Тюльпанным облачком вылетевшее «эх!» проделало недолгий путь до низкого потолка и затерялось там в дремучих зарослях паутины.
– А вот это ты правильно сказала, очень даже правильно сказала: под наркозом-то многого и не увидишь, или увидишь, да совсем не то! – поддержал лирический настрой племянницы растроганный дядюшка, – ни тебе мексиканского хлыща, ни его – хи-хи! – мексиканского конца! Ну, да ладно, шучу я, шучу, ты же меня шутника знаешь. Пошли лучше, Наташка, дам я тебе на зубок чего-нибудь пожевать, заодно и залатанные кишки на прочность испытаешь. Тьфу, вонища от кроссовок какая! Идем!
Вдрызг проницательный и в стельку предупредительный, дядюшка не мог более созерцать мучения изголодавшейся племянницы и мечтал лишь об одном: как можно скорее громыхнуть по столу сытным пятнадцатикилограммовым завтраком.

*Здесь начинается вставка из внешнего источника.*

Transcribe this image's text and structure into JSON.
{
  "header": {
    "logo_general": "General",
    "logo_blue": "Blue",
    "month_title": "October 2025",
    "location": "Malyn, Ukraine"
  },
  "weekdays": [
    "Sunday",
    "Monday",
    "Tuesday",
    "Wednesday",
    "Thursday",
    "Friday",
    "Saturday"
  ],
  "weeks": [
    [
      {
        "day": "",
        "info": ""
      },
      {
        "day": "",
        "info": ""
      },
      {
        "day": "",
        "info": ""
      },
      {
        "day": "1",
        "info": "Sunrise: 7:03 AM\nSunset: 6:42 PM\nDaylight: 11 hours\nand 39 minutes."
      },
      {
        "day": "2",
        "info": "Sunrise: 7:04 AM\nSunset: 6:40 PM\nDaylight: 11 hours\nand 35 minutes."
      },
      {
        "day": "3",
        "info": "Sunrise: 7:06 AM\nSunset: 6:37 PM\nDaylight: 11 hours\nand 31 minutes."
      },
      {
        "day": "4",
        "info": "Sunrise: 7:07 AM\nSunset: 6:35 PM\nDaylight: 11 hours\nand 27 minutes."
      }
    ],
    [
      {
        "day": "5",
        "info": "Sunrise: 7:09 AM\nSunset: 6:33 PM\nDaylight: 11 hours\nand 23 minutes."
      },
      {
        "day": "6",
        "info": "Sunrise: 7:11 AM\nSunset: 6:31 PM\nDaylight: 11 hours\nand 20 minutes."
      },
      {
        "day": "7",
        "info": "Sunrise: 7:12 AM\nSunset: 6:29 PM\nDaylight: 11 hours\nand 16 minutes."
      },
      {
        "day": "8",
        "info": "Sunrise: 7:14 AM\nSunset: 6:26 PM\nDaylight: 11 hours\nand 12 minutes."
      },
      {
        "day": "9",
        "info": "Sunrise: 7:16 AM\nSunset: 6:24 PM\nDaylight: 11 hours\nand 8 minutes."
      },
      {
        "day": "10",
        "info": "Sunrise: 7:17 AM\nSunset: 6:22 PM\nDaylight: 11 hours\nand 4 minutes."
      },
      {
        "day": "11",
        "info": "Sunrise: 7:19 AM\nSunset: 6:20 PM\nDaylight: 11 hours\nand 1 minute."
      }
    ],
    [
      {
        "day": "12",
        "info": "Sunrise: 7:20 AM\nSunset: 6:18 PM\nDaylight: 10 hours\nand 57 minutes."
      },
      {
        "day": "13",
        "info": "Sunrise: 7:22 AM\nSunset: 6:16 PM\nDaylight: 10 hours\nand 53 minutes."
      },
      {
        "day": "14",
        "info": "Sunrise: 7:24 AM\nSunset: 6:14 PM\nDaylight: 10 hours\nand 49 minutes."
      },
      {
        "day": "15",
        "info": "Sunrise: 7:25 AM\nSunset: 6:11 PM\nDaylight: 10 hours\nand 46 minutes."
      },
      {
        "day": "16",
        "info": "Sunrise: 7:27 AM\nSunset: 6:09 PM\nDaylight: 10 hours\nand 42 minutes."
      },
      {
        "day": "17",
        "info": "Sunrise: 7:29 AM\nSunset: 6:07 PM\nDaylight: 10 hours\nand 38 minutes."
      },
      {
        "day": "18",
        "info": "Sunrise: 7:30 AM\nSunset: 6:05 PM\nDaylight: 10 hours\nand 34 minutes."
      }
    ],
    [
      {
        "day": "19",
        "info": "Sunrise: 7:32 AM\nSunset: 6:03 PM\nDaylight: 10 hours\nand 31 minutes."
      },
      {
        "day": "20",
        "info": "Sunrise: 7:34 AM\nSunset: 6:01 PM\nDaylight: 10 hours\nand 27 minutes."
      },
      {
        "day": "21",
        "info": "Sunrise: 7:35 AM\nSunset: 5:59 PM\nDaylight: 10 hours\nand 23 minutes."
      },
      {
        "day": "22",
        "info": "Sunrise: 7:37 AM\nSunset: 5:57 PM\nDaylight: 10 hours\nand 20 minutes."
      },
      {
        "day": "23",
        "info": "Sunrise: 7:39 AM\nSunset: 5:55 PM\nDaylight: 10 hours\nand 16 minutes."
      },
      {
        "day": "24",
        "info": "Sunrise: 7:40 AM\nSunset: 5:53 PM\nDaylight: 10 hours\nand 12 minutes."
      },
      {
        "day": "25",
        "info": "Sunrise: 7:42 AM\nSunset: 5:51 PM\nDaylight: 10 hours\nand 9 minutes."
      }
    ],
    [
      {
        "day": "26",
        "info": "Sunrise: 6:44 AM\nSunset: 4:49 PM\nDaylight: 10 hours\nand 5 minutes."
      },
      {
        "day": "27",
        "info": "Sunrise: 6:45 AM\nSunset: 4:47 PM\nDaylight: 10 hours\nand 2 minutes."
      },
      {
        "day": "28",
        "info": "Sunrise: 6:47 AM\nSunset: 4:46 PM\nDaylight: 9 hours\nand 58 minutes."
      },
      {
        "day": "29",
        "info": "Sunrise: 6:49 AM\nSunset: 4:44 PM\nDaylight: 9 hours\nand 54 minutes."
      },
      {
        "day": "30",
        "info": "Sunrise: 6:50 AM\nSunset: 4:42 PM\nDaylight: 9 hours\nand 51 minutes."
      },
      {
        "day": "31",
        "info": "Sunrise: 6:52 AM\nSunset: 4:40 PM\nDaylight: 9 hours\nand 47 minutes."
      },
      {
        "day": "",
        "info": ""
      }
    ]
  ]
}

– И как же ты с кишками-то так неосторожно? Ай-ай-ай! Кишки – это же часть пищеварительного аппарата человека и животного! Это же эластичные мышечные трубки, по которым всасываемая организмом пища протискивается на свободу, кишки беречь надо! – поучал он, увлекая Наденьку на кухню, самое ее любимое место в мире и родной квартире.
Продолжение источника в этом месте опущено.